Brian Vanderkley. Photo Submitted

AAP candidate Brian Vanderkley wants to give Albertans a voice

The Sylvan Lake News is profiling the seven candidates running for MLA in Innisfail - Sylvan Lake

Alberta Advantage Party candidate Brian Vanderkley says it is time to create an environment of growth in Alberta.

The candidate says he wants to give a voice back to the people of his riding and all of Alberta.

In particular he says he wants to see the residents of the province consulted more by the provincial government.

“People really want to be heard and they don’t want the government to dictate what they do,” Vanderkley said. “We live in a democracy and really that is what people want is they want a voice.”

He says he doesn’t see democratic processes happening in government that involve the people.

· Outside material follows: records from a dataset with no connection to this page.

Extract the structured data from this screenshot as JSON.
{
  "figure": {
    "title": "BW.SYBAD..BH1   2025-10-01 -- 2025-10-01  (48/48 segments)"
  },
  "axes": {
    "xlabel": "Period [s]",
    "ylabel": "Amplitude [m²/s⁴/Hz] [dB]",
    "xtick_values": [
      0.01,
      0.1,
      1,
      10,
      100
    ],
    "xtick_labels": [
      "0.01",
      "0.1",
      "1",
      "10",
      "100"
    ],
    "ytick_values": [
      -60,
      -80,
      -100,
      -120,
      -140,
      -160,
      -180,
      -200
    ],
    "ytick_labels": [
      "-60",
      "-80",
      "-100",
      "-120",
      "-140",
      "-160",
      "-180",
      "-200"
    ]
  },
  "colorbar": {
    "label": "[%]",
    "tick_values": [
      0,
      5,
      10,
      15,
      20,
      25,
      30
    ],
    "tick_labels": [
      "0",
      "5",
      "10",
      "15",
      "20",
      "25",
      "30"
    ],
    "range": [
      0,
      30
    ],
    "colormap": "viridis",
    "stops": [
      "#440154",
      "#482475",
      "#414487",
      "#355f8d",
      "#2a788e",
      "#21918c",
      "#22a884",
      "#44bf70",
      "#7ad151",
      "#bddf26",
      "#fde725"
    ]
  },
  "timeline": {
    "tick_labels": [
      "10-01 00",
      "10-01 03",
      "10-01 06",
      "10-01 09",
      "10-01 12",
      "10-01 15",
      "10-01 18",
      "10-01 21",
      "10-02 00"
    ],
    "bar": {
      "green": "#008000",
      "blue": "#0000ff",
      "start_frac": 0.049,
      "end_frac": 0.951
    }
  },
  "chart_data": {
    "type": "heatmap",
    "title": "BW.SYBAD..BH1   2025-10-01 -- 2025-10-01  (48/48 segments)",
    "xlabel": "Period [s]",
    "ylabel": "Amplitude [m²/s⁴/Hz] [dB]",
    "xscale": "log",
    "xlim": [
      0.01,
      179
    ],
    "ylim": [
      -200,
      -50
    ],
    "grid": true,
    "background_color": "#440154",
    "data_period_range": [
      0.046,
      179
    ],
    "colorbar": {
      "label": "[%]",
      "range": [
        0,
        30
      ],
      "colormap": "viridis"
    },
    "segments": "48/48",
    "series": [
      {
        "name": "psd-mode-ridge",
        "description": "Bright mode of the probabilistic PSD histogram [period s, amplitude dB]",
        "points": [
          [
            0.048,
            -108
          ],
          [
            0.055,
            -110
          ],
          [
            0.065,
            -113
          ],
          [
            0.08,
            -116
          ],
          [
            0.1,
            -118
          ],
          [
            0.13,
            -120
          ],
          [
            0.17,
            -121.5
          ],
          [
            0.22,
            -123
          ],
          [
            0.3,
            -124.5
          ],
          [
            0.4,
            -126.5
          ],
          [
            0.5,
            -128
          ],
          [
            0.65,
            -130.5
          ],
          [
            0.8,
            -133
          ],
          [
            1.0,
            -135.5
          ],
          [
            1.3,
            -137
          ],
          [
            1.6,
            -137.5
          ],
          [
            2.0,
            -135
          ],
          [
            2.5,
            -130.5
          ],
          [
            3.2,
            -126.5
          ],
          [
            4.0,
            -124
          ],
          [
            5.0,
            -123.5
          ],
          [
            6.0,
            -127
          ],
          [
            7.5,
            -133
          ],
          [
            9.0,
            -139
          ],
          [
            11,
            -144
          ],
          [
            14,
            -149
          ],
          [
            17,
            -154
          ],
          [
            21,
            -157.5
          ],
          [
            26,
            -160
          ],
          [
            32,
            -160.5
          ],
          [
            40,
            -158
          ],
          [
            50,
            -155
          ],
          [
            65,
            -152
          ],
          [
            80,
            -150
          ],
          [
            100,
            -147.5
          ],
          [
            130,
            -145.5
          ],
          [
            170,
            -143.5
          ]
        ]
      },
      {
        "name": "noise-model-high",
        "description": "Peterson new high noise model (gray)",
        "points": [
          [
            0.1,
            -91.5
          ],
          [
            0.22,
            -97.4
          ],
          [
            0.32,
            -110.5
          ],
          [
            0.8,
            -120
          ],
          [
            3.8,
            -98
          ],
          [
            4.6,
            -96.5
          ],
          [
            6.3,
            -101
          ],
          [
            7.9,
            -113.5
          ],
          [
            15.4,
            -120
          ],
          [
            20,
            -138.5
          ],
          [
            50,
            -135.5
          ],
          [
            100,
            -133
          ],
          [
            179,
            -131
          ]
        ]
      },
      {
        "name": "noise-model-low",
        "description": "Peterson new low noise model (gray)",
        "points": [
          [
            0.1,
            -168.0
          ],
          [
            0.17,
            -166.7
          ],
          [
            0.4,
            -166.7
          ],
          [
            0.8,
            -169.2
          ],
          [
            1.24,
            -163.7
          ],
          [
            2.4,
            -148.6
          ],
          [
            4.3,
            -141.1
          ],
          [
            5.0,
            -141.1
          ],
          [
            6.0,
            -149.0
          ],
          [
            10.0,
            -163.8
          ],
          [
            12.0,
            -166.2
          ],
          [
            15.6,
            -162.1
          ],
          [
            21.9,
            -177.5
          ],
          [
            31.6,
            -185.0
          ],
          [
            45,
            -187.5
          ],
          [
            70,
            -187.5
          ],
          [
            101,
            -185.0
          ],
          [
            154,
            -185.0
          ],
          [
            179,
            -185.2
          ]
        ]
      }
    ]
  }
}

The government is supposed to do what the majority of the people want, Vanderkley says.

“When policies are being made, let’s consult the people a little more. Let’s not just force laws on to people that they don’t really want,” said Vanderkley.

In Alberta right now, Vanderkley says, there are policies in place that “stymies growth” and creativity.

He says the problems Innisfail-Sylvan Lake is facing are the same as many other constituencies across the province.

“We have really been stymied and targeted in this area, with not being able to get our oil to the coast. It is almost like a targeted attack on us.”

To get the pipeline built, Vanderkley says there has to be a “concerted effort” by all the parties and the federal government.

Creating jobs and getting the pipeline built is important to Vanderkley, who has a background in the oil and gas industry.

He says he would also work to lower taxes, so the “Alberta people can actually survive.”

“It’s like your household finances. You have to be responsible, and make sure that everyone is fed and looked after and clothed… look after the people in need. But ultimately you have to be responsible.”

Vanderkley says to make a change and to create an “environment of growth” for the province, politicians and political parties have to have long term plans.

He says a major issue right now is that each party only has a four year plan.

“They just look at what they can do to get voted in again. We need some long term plans,” Vanderkley said, using the example of creating a rainy day fund to help when times get rough.

“We need to get a party [in power] that is going to look to the future, a long ways down the road.”